I’ve tried to resist being swayed by the ’softer’ side of software science: business practices, management science, process improvement, etc., all of which I feel are challenging to evaluate scientifically.

However, a recent paper,  A Replicated Survey of IT Software Project Failures, suggests that if we want software projects to succeed in IT, than these aspects are perhaps the best place to focus our attention.The paper is a refreshing improvement on the Standish reports.

Of the top five reasons a project was cancelled, three were management-related: Senior management not sufficiently involved (33%), too many requirements and scope changes (33%), and lack of necessary management skills (28%). The other two were project over budget (which presumably has many possible causes), and a lack of necessary technical skills (22%).

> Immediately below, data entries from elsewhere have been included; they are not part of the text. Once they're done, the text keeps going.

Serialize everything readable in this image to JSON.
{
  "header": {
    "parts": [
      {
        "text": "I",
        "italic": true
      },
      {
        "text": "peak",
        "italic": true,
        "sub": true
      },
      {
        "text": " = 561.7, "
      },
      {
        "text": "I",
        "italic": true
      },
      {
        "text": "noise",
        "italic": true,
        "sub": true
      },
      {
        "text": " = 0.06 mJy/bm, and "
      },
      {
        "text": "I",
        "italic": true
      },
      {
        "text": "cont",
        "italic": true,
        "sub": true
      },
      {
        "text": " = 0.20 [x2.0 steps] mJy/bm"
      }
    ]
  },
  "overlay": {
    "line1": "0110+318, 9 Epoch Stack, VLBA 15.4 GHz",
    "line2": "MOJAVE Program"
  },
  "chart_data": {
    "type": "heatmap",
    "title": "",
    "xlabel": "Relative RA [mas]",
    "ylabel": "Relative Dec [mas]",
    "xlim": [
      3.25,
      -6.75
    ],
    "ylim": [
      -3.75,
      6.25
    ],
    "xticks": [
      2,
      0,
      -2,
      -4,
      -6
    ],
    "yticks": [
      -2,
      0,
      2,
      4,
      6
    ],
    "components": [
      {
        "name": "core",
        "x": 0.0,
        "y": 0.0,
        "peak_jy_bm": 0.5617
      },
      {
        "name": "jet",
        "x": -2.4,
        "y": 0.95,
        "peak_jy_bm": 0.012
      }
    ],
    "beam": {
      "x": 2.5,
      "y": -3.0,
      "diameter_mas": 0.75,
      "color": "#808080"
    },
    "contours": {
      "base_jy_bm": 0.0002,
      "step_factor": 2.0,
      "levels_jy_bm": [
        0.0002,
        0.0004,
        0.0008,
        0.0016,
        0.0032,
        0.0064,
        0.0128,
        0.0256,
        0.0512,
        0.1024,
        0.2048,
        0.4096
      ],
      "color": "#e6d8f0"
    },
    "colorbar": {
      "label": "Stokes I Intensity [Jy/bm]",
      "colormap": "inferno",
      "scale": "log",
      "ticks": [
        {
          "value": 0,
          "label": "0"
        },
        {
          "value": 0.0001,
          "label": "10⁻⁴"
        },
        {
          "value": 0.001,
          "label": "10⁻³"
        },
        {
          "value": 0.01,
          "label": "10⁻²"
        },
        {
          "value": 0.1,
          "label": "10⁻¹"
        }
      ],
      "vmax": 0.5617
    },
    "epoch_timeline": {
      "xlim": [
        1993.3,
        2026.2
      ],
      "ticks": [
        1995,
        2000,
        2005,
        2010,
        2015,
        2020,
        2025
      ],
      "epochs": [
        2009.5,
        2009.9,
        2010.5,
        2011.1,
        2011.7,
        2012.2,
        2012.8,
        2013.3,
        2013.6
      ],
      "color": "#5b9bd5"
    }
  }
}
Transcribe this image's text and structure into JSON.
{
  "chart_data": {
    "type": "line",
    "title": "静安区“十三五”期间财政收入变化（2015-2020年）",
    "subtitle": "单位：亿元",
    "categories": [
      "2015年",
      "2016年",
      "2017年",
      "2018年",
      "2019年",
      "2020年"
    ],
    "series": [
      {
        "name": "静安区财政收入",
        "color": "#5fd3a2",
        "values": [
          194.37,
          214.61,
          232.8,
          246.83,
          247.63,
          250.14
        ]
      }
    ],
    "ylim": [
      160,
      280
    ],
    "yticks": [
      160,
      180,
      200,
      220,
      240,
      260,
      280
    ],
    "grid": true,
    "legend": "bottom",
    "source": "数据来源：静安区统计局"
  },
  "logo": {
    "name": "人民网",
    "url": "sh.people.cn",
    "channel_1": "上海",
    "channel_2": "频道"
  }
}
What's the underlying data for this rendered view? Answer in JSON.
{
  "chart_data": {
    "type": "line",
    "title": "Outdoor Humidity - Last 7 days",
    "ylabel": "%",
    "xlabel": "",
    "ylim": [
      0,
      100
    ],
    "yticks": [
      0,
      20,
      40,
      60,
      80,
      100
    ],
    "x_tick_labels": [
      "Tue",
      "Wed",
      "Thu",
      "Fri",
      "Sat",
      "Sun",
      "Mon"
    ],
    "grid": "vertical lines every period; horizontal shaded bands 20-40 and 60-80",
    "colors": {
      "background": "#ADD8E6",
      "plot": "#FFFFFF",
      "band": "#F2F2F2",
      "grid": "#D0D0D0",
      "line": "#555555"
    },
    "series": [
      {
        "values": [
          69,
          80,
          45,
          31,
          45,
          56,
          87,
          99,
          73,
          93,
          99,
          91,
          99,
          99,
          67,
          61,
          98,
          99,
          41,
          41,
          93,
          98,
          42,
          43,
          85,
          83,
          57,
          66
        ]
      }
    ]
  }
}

As software engineering researchers, I would argue that a lot of our work is focused on the last reason (technical skills) or less important causes (e.g. technology problems). There is a large research community dedicated to requirements research, but arguably this community is seen as less important (compare, for example, papers in ICSE 2008: of  103 papers, only 6 were requirements related).

These results also suggest what I’ve suspected: the choice of technology (C#, Java, SQLServer, AJAX, etc) is less important than getting a good team together, with properly scoped requirements and a sound leadership vision. As Karl Pilkington would say, the rest is just ‘pfaffing about’.

Thanks to Jorge and Lorin Hochstein for the pointer.